Ермак, гвоздя саблей налево и направо, вел людей к отряду Мещеряка, и некоторые татарские сотники еще пытались организовать оборону, носясь из стороны в сторону на взмыленных лошадях, но было поздно – войско Карачи, охваченное беспорядочным бегством, и не думало сражаться. Старый татарский сотник сам начал рубить отступающих, что попадались ему, проклиная их за малодушие, пока пищальная пуля не снесла ему половину черепа… Архип, довольный своим столь метким выстрелом, не смог сдержать улыбки…
– Побежали, черти! Гляди, как драпают, ребята! А ну, за мной! – заревел Мещеряк, выхватывая саблю, и первым из своих бросился преследовать врага.
– За наших ребят все поплатитесь, стервы! – волоча за собой саблю в здоровой руке, грозился Ясырь…
Вскоре все было кончено. Подобрав свое оружие, унося на себе раненых, казаки вернулись в Кашлык. Там, кое-как перевязанные, изможденные минувшим сражением, они собрали круг, уже столь немногочисленный после множества потерь. Ермак, сильно поседевший за последние полгода, был угрюм и немногословен. Ожидая его слова, казаки жадно глядели на своего предводителя.

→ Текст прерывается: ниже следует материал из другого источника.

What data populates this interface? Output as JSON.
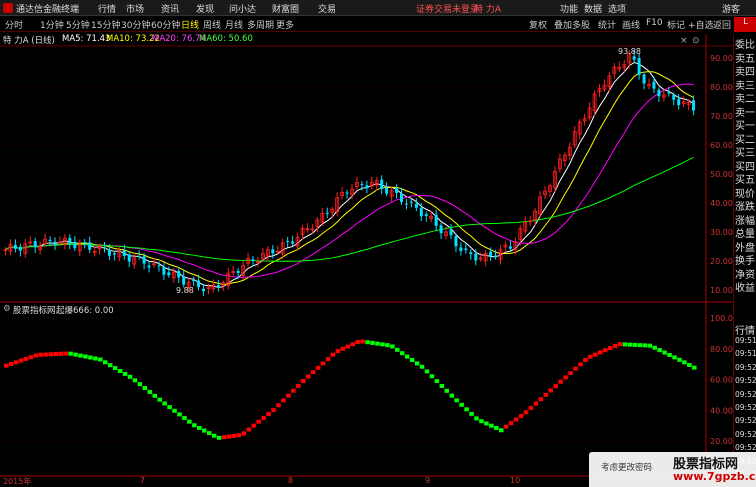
{
  "topbar": {
    "app_name": "通达信金融终端",
    "menu": [
      "行情",
      "市场",
      "资讯",
      "发现",
      "问小达",
      "财富圈",
      "交易"
    ],
    "notice": "证券交易未登录",
    "stock_name": "特 力A",
    "right_menu": [
      "功能",
      "数据",
      "选项"
    ],
    "user": "游客"
  },
  "timeframes": [
    "分时",
    "1分钟",
    "5分钟",
    "15分钟",
    "30分钟",
    "60分钟",
    "日线",
    "周线",
    "月线",
    "多周期",
    "更多"
  ],
  "active_timeframe": "日线",
  "right_tools": [
    "复权",
    "叠加",
    "多股",
    "统计",
    "画线",
    "F10",
    "标记",
    "+自选",
    "返回"
  ],
  "ma_bar": {
    "title": "特 力A (日线)",
    "ma5": "MA5: 71.43",
    "ma10": "MA10: 73.22",
    "ma20": "MA20: 76.74",
    "ma60": "MA60: 50.60"
  },
  "indicator_bar": {
    "source": "股票指标网",
    "value": "起爆666: 0.00"
  },
  "price_axis": [
    "90.00",
    "80.00",
    "70.00",
    "60.00",
    "50.00",
    "40.00",
    "30.00",
    "20.00",
    "10.00"
  ],
  "indicator_axis": [
    "100.00",
    "80.00",
    "60.00",
    "40.00",
    "20.00"
  ],
  "annotations": {
    "high": "93.88",
    "low": "9.88"
  },
  "x_axis": [
    "2015年",
    "7",
    "8",
    "9",
    "10"
  ],
  "sidebar_top": [
    "委比",
    "卖五",
    "卖四",
    "卖三",
    "卖二",
    "卖一",
    "买一",
    "买二",
    "买三",
    "买四",
    "买五",
    "现价",
    "涨跌",
    "涨幅",
    "总量",
    "外盘",
    "换手",
    "净资",
    "收益"
  ],
  "sidebar_bottom_label": [
    "行情"
  ],
  "sidebar_times": [
    "09:51",
    "09:51",
    "09:52",
    "09:52",
    "09:52",
    "09:52",
    "09:52",
    "09:52",
    "09:52",
    "09:52",
    "09:52"
  ],
  "watermark": {
    "title": "股票指标网",
    "url": "www.7gpzb.com",
    "notice": "考虑更改密码"
  },
  "colors": {
    "up": "#ff2020",
    "down": "#00e0ff",
    "ma5": "#ffffff",
    "ma10": "#ffff00",
    "ma20": "#ff00ff",
    "ma60": "#00ff00",
    "indicator_up": "#ff0000",
    "indicator_down": "#00ff00"
  }
}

– Вам известно, что до осадного нашего сидения к нам прибыли бухарские купцы. Жаловались они на то, что хан Кучум не дает их торговым караванам пройти в Сибирскую землю. Так он пытается вновь обречь нас на голодную смерть. К тому же чем нам кормить московские полки, что придут нам на помощь?
– А где они, эти московские полки?
– Верно! Ни слуху ни духу от них!
– Погоди, мужики! Дайте Ермаку Тимофеевичу слово дале держать!
Ермак, тяжело глядя поверх голов собравшейся вокруг него толпы, ждал, пока ропот стихнет, и продолжил:
– Сие верно, мы не ведаем, как скоро прибудет московская помощь! Посему надобно спускать на воду наши струги и самим выходить в поход на Кучума! Ежели татары явятся вновь и возьмут нас в осаду, отбиться едва ли сможем – пороху почти не осталось.
После недолгого молчания на призыв Ермака отозвались голоса:
– Вели идти за тобой, атаман! Хоть в огонь, хоть в воду веди.
– Верно, все одно пропадать! – вторил чей-то голос позади всех.
– Щас как дам в зубы, «пропадать»! – обернувшись, погрозил кулаком Тимоха.
Наскоро законопатили и засмолили оставленные еще по прибытии в Кашлык струги и вскоре пустились в поход. Уместившись всего в семи лодках, казаки удрученно глядели на брошенные гнить у берега, похожие на домовины, тридцать судов, в коих уже не было никакой надобности…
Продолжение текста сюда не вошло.